Overview
This project is a fully custom 1.8-metre fixed-wing UAV — designed from scratch in Fusion 360, aerodynamically evaluated in Autodesk CFD, and 3D-printed across multiple print sessions. The goal was to build a capable autonomous platform using accessible fabrication methods, demonstrating that a flight-worthy UAV with autopilot, telemetry, and waypoint navigation can be produced entirely from desktop tools and a consumer FDM printer.
Design & CFD
The airframe was designed in Fusion 360 with a focus on printability: each section is sized to fit a standard print bed, with alignment pins and bonded joints at the wing-fuselage and tail interfaces.

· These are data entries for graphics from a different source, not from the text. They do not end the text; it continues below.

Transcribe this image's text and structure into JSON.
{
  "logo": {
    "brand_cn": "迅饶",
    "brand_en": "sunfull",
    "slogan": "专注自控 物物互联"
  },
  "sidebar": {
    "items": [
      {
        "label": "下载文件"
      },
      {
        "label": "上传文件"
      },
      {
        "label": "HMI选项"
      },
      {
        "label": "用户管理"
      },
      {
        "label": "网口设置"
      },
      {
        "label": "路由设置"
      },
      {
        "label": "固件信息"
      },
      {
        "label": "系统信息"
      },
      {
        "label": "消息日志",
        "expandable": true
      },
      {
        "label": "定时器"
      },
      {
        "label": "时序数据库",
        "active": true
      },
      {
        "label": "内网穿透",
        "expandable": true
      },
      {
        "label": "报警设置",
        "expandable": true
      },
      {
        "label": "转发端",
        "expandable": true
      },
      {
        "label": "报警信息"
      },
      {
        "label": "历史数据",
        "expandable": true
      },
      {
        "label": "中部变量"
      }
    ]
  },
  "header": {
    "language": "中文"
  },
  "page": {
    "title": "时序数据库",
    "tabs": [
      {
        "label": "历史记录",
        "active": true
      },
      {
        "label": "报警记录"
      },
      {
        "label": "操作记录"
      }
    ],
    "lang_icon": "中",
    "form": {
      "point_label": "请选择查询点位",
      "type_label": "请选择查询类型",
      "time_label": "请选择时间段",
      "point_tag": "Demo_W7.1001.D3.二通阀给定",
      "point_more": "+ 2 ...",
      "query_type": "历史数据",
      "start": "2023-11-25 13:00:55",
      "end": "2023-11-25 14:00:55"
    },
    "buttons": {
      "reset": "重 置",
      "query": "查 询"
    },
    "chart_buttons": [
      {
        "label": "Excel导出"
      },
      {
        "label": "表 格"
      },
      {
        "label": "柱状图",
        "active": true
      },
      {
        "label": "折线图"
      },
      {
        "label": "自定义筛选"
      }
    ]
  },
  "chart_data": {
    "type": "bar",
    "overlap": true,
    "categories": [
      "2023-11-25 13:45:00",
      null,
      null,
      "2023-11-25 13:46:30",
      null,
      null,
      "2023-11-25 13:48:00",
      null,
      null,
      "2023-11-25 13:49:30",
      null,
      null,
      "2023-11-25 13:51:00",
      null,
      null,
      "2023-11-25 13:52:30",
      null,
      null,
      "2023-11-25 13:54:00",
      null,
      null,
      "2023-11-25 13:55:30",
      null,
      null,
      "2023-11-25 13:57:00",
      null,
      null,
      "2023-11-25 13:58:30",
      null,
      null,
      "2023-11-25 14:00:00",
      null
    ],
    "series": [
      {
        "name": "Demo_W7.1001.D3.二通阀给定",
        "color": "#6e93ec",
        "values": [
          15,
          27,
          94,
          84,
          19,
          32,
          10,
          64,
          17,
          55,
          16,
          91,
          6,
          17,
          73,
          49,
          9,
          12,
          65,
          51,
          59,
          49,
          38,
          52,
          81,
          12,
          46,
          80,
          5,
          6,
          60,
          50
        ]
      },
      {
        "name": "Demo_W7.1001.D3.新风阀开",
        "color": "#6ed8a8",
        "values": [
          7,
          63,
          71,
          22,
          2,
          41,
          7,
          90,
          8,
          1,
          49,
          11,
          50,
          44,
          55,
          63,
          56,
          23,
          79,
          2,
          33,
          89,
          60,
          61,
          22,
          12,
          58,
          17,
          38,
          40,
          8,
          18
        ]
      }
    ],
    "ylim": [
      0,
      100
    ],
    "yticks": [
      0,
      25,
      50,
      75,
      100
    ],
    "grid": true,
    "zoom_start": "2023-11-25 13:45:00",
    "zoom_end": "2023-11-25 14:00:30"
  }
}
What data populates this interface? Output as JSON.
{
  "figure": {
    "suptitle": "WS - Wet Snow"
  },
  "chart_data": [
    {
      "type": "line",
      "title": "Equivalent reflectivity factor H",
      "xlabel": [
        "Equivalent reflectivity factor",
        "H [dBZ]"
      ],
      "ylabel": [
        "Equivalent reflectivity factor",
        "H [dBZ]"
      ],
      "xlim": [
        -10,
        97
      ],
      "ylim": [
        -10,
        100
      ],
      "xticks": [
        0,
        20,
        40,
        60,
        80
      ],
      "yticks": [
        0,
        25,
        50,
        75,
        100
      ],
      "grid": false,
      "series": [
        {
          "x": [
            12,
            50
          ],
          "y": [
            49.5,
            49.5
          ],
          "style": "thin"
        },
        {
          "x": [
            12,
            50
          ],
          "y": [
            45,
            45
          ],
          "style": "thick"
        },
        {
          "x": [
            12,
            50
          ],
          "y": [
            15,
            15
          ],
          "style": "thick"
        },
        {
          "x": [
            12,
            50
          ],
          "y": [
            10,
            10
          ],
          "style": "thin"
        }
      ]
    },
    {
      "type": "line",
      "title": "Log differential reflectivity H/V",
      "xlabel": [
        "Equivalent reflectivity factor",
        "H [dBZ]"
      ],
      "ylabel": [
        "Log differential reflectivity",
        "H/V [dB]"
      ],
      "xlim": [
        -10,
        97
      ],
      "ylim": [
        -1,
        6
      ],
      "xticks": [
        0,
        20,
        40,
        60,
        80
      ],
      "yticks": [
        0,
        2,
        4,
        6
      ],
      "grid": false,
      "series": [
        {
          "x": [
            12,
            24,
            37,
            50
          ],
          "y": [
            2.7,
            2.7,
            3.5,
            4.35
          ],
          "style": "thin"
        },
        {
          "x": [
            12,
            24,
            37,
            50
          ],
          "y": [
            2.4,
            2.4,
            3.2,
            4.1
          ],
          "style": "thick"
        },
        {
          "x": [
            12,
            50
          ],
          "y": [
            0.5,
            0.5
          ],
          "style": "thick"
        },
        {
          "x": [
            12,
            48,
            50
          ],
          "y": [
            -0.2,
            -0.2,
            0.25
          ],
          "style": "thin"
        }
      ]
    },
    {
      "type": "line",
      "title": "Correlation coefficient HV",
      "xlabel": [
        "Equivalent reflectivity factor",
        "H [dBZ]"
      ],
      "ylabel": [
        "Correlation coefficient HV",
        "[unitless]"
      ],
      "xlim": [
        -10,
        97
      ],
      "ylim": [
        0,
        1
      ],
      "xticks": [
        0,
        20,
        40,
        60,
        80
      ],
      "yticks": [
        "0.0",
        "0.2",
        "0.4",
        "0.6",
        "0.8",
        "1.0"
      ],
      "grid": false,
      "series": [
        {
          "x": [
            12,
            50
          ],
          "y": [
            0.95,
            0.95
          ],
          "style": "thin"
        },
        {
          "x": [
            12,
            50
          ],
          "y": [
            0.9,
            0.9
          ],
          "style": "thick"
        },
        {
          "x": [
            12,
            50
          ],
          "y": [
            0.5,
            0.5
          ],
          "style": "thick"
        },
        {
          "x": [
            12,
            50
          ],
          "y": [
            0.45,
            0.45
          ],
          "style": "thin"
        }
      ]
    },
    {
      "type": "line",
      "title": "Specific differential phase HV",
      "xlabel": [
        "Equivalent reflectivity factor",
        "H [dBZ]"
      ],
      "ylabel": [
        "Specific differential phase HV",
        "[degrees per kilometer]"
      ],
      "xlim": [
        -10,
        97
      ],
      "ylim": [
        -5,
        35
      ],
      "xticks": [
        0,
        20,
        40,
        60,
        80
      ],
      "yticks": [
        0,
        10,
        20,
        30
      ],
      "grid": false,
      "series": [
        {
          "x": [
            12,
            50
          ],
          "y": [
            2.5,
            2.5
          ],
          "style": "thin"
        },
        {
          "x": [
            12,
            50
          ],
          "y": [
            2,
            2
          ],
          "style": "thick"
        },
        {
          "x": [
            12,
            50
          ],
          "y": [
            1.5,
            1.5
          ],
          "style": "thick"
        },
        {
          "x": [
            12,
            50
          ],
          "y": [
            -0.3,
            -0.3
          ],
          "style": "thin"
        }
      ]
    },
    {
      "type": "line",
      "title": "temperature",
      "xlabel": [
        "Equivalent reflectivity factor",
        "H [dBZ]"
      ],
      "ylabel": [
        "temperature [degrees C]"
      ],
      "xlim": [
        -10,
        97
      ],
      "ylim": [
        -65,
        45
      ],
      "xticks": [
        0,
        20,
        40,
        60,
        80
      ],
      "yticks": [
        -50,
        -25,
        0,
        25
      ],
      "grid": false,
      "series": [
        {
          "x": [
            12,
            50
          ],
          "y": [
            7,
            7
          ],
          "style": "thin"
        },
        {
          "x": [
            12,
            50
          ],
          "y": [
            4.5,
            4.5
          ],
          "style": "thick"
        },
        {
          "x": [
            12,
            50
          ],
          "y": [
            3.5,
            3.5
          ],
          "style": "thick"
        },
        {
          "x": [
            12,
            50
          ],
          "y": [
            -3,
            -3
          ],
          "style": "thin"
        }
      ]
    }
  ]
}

Wing geometry was iterated in Autodesk CFD to evaluate lift-to-drag ratio and stall characteristics across the expected speed range, informing the final airfoil selection and wing incidence angle.
Structural considerations drove wall thicknesses, infill patterns, and spar routing — the main wing spar is a carbon rod bonded into printed spar tubes in each wing panel.
Avionics & Autopilot
The flight stack is built around INAV (open-source navigation firmware for STM32-based flight controllers):
- PID tuning — manual stick inputs used to identify and correct oscillations in roll, pitch, and yaw axes; iterative in-field tuning
- Waypoint navigation — INAV’s mission planner used to define GPS waypoints; the aircraft flies the mission autonomously after hand launch
- LoRa telemetry — long-range telemetry link streams flight data (GPS position, altitude, airspeed, battery voltage) to a ground station for real-time monitoring and data logging
- OSD — on-screen display overlays key flight parameters on the FPV video feed
Flights
The aircraft has completed multiple autonomous waypoint missions and manual FPV flights. Logged telemetry data has been used to refine the PID gains and validate cruise performance against CFD predictions.